アステラス、抗Claudin18.2抗体ゾルベツキシマブを申請
アステラス製薬は6月9日、抗Claudin18.2抗体ゾルベツキシマブを日本で申請したと発表した。適応は「Claudin18.2陽性、HER2陰性の切除不能な局所進行性または転移性胃腺がんおよび食道胃接合部腺がん」。申請は、mFOLFOX6療法との併用で無増悪生存期間(PFS)と全生存期間(OS)の有意な延長を示した臨床第3相(P3)「SPOTLIGHT試験」と、CAPOX療法との併用でPFSの有意な延長を示した同「GLOW試験」の結果に基づく。同薬はがん細胞表面のClaudin18.2に結合し、2つの異なる免疫系経路を活性化することで細胞死を誘導する。
塩野義「ゾコーバ」本承認へ申請…発症予防ではP3開始
塩野義製薬は6月9日、新型コロナウイルス感染症治療薬「ゾコーバ」(一般名・エンシトレルビル フマル酸)について、本承認取得に向けた承認申請を行ったと発表した。同薬は昨年11月、有効性が「推定」されるとして緊急承認を取得しており、本承認に向けては期限である1年以内に有効性が「確認」できるデータをもとに申請を行う必要があった。塩野義はまた、同薬の発症抑制効果を検証するグローバルP3試験を開始したことも発表。試験は、日本と米国を中心に実施し、初発患者の家庭内同居者2200人を被験者として登録する予定。
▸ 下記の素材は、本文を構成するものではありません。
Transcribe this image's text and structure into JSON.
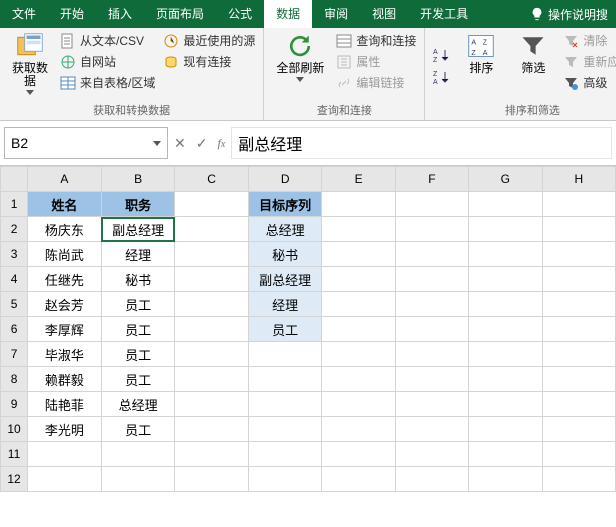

ラクオリア・あすか、イオンチャネル標的創薬の共同研究終了
ラクオリア創薬とあすか製薬は6月9日、特定のイオンチャネルを標的とした創薬に関する共同研究を終了すると発表した。両社は2019年7月から共同研究を行っているが、その成果に基づく発展的な共同研究について協議した結果、共同研究契約を終了することで合意した。研究成果はラクオリアに帰属し、同社が単独で創薬に向けた研究開発を進める。
新日本科学、経鼻片頭痛薬開発の米サツマ買収
新日本科学は6月9日、米バイオベンチャー、サツマ・ファーマシューティカルズの株式公開買い付けが完了したと発表した。サツマは8日付で新日本科学の完全子会社となった。買収額は2770万ドル(約38.6億円)。サツマは新日本科学の経鼻投与技術を応用した片頭痛治療薬「STS101」を開発しており、今年3月に米FDA(食品医薬品局)に申請した。同薬の審査終了目標日は来年1月17日に設定されている。